Toutefois, Caroline de Haas se défend de donner une vision universelle du féminisme comme se posant forcément contre un certain libéralisme économique, « si vous discutez avec Laurence Parisot, elle vous dira qu’elle est féministe » souligne-t-elle. De la même manière, le parti « Féministes pour une Europe solidaire » n’entend pas donner une analyse historique ou géopolitique des droits des femmes. « Évidemment que la situation des femmes est meilleure qu’il y a 150 ans, évidemment qu’elle est meilleure qu’en Afghanistan. Mais la question c’est : est-ce que ça va en Europe ? Est-ce que c’est normal en tant que femme d’être moins bien payée ? Est-ce que c’est normal qu’il y ait toujours autant de femmes victimes de violences ? »
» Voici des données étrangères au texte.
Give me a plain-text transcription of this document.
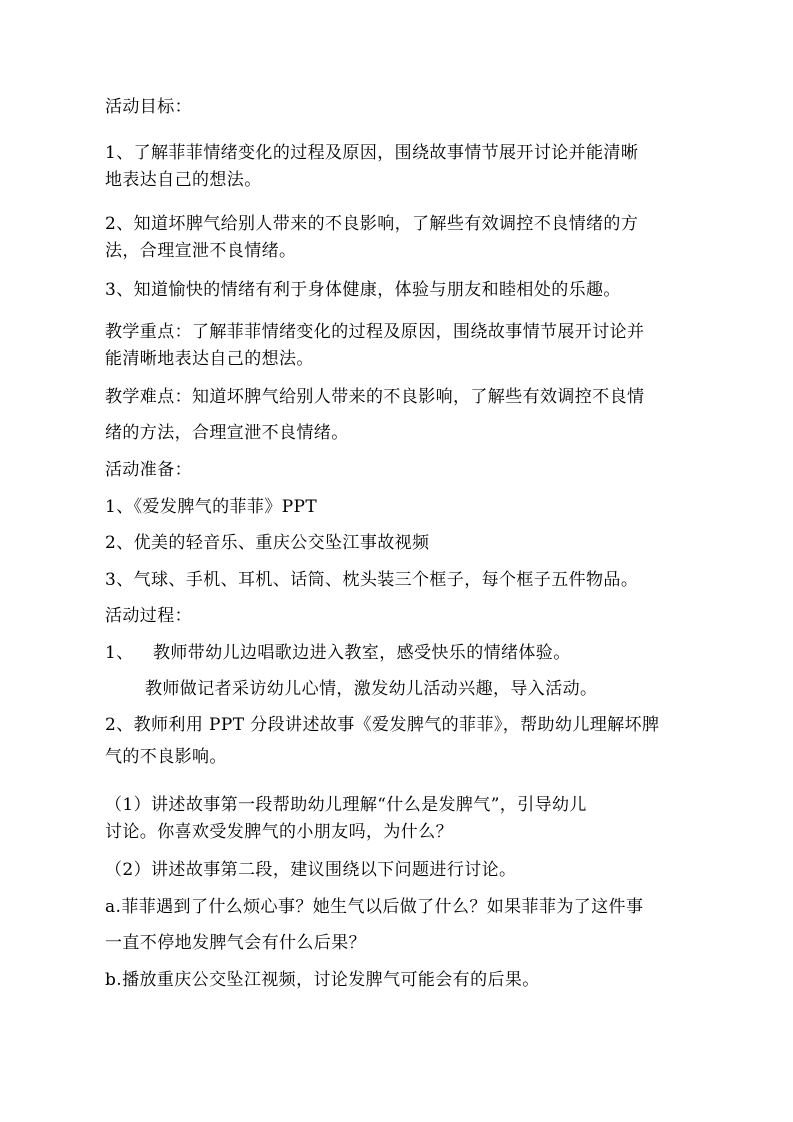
活动目标：
1、了解菲菲情绪变化的过程及原因，围绕故事情节展开讨论并能清晰
地表达自己的想法。
2、知道坏脾气给别人带来的不良影响，了解些有效调控不良情绪的方
法，合理宣泄不良情绪。
3、知道愉快的情绪有利于身体健康，体验与朋友和睦相处的乐趣。
教学重点：了解菲菲情绪变化的过程及原因，围绕故事情节展开讨论并
能清晰地表达自己的想法。
教学难点：知道坏脾气给别人带来的不良影响，了解些有效调控不良情
绪的方法，合理宣泄不良情绪。
活动准备：
1、《爱发脾气的菲菲》PPT
2、优美的轻音乐、重庆公交坠江事故视频
3、气球、手机、耳机、话筒、枕头装三个框子，每个框子五件物品。
活动过程：
1、 教师带幼儿边唱歌边进入教室，感受快乐的情绪体验。
教师做记者采访幼儿心情，激发幼儿活动兴趣，导入活动。
2、教师利用 PPT 分段讲述故事《爱发脾气的菲菲》，帮助幼儿理解坏脾
气的不良影响。
（1）讲述故事第一段帮助幼儿理解“什么是发脾气”，引导幼儿
讨论。你喜欢受发脾气的小朋友吗，为什么？
（2）讲述故事第二段，建议围绕以下问题进行讨论。
a.菲菲遇到了什么烦心事？她生气以后做了什么？如果菲菲为了这件事
一直不停地发脾气会有什么后果？
b.播放重庆公交坠江视频，讨论发脾气可能会有的后果。
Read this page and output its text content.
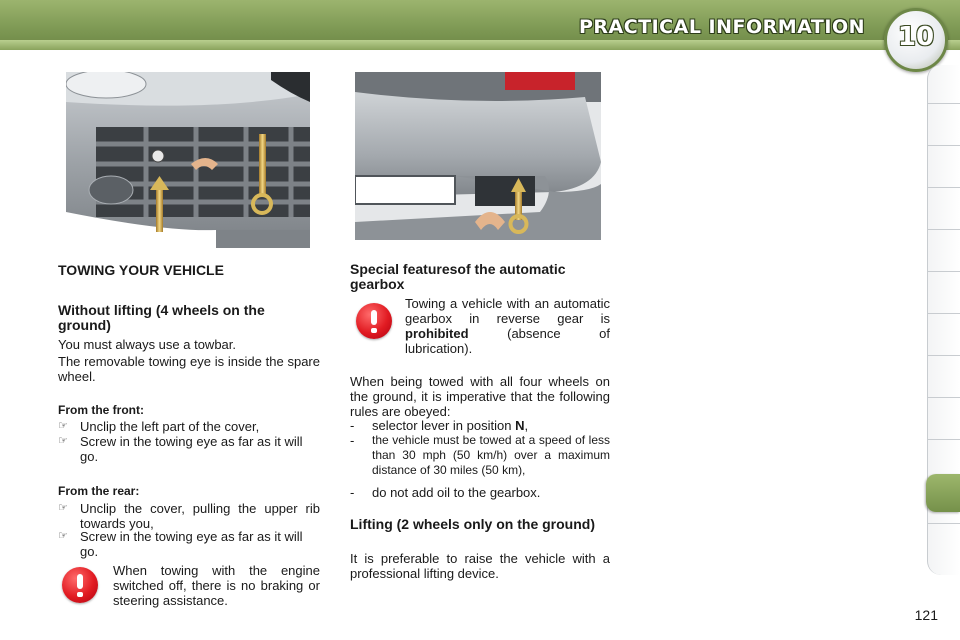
PRACTICAL INFORMATION	10
TOWING YOUR VEHICLE
Without lifting (4 wheels on the ground)
You must always use a towbar.
The removable towing eye is inside the spare wheel.
From the front:
☞ Unclip the left part of the cover,
☞ Screw in the towing eye as far as it will go.
From the rear:
☞ Unclip the cover, pulling the upper rib towards you,
☞ Screw in the towing eye as far as it will go.
When towing with the engine switched off, there is no braking or steering assistance.
Special featuresof the automatic gearbox
Towing a vehicle with an automatic gearbox in reverse gear is prohibited	(absence of lubrication).
When being towed with all four wheels on the ground, it is imperative that the following rules are obeyed:
- selector lever in position N,
- the vehicle must be towed at a speed of less than 30 mph (50 km/h) over a maximum distance of 30 miles (50 km),
- do not add oil to the gearbox.
Lifting (2 wheels only on the ground)
It is preferable to raise the vehicle with a professional lifting device.
121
Caroline de Haas n’hésite pas à le dire clairement, « ça suffit que les politiques publiques se décident sur notre dos ». Et comme les raisons des inégalités sont « multifactorielles », le parti féministe propose toute une série de mesures. La plus importante, « inscrire le droit des femmes à disposer de leur corps dans la charte des droits fondamentaux qui a une valeur contraignante comme y est consacrée la liberté de la presse par exemple, c’est aussi important ». Si un tel droit y était inscrit, cela aurait permis, par exemple, de soulever l’inconventionnalité de la loi espagnole concernant l’IVG. Il réclame aussi la création d’un commissariat à l’égalité hommes/femmes ou une réorganisation des politiques menées en Europe.

Il est indéniable que le projet proposé par les listes féministes marque une « volonté de transformation de la société. C’est un projet avec lequel on est d’accord ou pas », précise Caroline de Haas. Mais il a au moins le mérite d’exister.